As described above, IRC section 736(a) payments will either be treated as a distributive share of partnership income or as a guaranteed payment. The character of the distributive share of partnership income will depend upon whether the underlying partnership income is ordinary income or capital gain. While this payment is not deductible to the remaining partners, it will reduce their share of partnership income. Guaranteed payments are treated as ordinary income to the retiring partner. Moreover, guaranteed payments are deductible by the partnership. Therefore, under either treatment, the remaining partners’ share of partnership income will be reduced.

IRC section 736(a) payments treated as guaranteed payments will be subject to self-employment tax and, depending on the type of income the guaranteed payment is attributable to, could be subject to the Medicare contribution tax. Section 736(a) payments treated as distributive share of partnership income will likely be subject to self-employment tax if the retiring partner is a general partner and the partnership was engaged in a trade or business. Such payments may also be subject to the Medicare contribution tax if the underlying partnership income qualifies as net investment income.

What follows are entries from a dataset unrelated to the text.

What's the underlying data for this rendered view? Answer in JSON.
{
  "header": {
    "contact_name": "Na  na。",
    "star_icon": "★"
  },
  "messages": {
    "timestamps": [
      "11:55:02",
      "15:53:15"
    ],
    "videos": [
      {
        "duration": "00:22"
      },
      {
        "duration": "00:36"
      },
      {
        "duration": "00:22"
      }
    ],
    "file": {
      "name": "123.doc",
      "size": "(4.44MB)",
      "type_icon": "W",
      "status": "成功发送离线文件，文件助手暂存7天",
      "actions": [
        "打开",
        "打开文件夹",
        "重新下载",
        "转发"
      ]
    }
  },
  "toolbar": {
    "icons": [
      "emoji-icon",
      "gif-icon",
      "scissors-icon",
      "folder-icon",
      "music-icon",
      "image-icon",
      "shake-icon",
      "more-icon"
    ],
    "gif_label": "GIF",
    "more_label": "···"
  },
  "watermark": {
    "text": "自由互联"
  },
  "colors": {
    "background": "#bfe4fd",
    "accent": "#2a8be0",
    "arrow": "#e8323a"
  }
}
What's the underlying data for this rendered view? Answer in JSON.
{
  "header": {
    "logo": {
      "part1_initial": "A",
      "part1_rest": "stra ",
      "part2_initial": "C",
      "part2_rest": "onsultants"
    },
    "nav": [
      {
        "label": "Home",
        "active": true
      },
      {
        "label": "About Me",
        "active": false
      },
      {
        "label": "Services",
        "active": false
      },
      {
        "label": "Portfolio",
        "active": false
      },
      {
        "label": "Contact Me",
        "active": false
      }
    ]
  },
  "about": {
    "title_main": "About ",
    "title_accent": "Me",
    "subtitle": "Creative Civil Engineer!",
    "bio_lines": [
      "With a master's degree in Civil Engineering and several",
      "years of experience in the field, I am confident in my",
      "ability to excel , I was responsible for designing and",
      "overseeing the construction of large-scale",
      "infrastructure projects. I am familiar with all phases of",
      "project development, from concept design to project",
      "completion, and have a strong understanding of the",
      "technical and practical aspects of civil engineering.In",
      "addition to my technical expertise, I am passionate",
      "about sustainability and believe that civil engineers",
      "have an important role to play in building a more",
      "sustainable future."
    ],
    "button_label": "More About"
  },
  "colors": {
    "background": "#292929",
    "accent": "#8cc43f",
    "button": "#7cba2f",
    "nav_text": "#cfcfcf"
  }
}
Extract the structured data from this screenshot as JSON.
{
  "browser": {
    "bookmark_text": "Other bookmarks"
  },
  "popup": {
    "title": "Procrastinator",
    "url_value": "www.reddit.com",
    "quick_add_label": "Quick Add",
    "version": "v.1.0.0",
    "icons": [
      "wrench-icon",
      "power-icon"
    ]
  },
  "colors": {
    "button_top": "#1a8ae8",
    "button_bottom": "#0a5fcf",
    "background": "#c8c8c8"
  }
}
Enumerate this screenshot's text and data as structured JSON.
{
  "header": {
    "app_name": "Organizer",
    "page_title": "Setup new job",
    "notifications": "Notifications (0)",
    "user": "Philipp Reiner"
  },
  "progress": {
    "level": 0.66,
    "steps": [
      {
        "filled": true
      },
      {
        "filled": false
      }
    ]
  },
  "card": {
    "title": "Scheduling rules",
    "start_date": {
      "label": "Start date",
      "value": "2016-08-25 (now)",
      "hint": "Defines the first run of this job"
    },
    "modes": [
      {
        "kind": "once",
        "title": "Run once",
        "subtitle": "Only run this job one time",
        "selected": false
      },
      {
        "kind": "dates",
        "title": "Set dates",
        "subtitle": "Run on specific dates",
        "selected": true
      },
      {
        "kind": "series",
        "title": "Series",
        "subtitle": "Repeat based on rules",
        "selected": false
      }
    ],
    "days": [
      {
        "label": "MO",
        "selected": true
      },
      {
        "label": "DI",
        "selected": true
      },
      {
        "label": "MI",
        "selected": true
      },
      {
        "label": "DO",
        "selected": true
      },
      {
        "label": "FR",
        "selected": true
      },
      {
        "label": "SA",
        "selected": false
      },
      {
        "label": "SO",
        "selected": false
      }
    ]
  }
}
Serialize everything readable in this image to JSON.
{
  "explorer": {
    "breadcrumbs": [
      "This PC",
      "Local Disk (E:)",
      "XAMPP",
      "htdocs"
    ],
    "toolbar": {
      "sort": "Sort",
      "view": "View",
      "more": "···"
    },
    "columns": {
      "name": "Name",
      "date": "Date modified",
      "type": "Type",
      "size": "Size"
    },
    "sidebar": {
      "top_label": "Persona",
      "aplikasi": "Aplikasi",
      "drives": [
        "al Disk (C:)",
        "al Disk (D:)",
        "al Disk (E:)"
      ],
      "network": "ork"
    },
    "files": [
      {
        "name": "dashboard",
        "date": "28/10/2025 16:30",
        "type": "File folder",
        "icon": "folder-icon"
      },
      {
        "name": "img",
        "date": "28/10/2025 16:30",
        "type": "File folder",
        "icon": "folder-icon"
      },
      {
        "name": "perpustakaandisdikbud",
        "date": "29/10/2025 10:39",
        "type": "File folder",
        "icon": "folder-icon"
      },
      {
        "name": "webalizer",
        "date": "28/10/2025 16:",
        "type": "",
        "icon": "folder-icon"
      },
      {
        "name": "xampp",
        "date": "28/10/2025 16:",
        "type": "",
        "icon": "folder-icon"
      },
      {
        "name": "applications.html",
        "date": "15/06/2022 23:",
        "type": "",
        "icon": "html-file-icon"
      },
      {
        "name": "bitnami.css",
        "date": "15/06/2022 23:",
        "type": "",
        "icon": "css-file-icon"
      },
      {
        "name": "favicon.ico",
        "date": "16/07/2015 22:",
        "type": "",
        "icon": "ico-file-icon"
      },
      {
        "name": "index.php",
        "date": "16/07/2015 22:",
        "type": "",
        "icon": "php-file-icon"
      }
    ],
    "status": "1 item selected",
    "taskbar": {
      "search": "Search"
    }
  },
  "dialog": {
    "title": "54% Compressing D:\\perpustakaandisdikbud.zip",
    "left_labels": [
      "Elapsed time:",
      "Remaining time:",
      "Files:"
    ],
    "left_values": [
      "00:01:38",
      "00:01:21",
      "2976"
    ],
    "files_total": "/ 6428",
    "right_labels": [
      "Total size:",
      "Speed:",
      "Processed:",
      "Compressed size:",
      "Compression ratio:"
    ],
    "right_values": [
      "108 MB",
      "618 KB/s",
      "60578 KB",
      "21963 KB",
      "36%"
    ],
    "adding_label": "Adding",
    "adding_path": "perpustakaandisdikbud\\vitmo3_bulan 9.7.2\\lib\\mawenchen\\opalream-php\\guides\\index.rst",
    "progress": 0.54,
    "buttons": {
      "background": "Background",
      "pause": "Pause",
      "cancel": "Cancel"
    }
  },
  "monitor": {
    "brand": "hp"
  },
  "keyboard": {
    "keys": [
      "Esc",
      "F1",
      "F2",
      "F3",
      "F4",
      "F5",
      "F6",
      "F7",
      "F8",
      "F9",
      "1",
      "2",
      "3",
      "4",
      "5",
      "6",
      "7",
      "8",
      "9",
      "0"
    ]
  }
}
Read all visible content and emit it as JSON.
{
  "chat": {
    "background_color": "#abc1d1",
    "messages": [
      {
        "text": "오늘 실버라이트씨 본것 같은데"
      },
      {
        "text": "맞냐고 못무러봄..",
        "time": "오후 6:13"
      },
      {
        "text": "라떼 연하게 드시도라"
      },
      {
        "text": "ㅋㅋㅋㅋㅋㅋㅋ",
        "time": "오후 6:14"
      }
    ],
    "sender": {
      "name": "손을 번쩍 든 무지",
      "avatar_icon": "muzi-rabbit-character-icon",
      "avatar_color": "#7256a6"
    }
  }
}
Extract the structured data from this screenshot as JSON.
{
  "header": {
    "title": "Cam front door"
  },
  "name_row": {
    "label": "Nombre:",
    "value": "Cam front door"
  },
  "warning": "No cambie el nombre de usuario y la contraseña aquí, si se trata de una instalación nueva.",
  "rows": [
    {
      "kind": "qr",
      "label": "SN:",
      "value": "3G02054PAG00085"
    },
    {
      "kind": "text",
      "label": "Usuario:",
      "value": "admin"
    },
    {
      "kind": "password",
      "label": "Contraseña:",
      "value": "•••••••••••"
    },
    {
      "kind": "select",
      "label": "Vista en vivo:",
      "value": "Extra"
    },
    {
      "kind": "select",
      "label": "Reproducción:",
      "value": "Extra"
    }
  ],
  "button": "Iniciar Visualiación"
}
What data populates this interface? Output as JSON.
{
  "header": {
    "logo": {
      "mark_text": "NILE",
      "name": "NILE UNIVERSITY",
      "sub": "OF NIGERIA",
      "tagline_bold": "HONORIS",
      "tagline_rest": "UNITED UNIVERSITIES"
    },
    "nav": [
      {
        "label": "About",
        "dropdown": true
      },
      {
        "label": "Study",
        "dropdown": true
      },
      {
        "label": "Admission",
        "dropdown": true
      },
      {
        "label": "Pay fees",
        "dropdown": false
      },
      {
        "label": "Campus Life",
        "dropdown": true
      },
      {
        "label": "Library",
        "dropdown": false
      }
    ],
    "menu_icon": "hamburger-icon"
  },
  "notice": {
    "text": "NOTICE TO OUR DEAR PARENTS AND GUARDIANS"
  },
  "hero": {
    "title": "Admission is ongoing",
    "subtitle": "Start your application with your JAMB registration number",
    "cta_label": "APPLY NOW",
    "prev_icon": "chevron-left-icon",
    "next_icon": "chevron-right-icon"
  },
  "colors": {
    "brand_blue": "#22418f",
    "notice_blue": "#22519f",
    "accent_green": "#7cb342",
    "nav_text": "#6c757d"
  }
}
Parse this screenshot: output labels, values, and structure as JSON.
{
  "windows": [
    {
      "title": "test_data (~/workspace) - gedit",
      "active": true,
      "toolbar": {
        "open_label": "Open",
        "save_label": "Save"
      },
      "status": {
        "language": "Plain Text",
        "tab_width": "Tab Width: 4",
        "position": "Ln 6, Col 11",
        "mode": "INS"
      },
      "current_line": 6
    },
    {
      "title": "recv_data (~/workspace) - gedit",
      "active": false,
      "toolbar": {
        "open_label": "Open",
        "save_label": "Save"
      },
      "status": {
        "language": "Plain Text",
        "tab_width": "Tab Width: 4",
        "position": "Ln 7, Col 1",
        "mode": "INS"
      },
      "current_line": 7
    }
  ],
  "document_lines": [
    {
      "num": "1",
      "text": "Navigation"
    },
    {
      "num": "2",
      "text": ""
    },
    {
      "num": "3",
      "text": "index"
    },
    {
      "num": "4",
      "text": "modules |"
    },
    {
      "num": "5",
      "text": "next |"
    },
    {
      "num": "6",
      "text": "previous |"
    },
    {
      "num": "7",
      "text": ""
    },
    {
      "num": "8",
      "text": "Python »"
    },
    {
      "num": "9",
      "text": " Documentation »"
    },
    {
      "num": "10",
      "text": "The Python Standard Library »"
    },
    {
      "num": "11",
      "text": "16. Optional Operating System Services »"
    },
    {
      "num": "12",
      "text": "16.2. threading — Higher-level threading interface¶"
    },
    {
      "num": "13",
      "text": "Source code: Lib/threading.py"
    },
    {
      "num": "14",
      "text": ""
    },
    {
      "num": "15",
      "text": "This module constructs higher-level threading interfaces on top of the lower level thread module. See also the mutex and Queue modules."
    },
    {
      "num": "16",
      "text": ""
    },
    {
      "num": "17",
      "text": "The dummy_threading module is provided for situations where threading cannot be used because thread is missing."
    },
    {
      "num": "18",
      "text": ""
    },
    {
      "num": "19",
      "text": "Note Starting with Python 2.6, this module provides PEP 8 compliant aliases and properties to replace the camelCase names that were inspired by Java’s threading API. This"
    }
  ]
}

Redemptions Involving Deferred Payments

The tax treatment of the redemption of a partnership interest involving deferred payments is more advantageous to the retiring partner than the sale of the partnership interest. A retiring partner receiving redemption payments in more than one year is generally able to fully recover his basis before any gain is recognized. This advantageous tax treatment does not apply if the partnership assets include unrealized receivables or substantially appreciated inventory, in which case the retiring partner must recognize income attributable to such assets immediately as a result of the deemed asset sale by the partnership. By contrast, if the liquidation is structured as a sale of the retiring partner’s interest, purchase price payments made in multiple tax years will be subject to the installment method, which will require the retiring partner to recognize gain or loss with each installment payment.

Redemptions Involving Payments for Goodwill

Service partnerships from which a general partner is retiring have the option to treat redemption payments to such partner attributable to goodwill as either an IRC section 736(a) payment or a section 736(b) payment, depending on whether the partnership agreement specifically provides for goodwill payments. If the payment for goodwill is classified as a section 736(a) payment, it is ordinary income to the retiring partner and deductible by the remaining partners. On the other hand, if it is classified as a section 736(b) payment, it is a capital gain to the retiring partner and nondeductible to the remaining partners. This flexibility is not available if the liquidation is structured as a sale of the retiring partnership’s interest. In that case, payments attributable to the partnership’s goodwill would be treated as capital gain.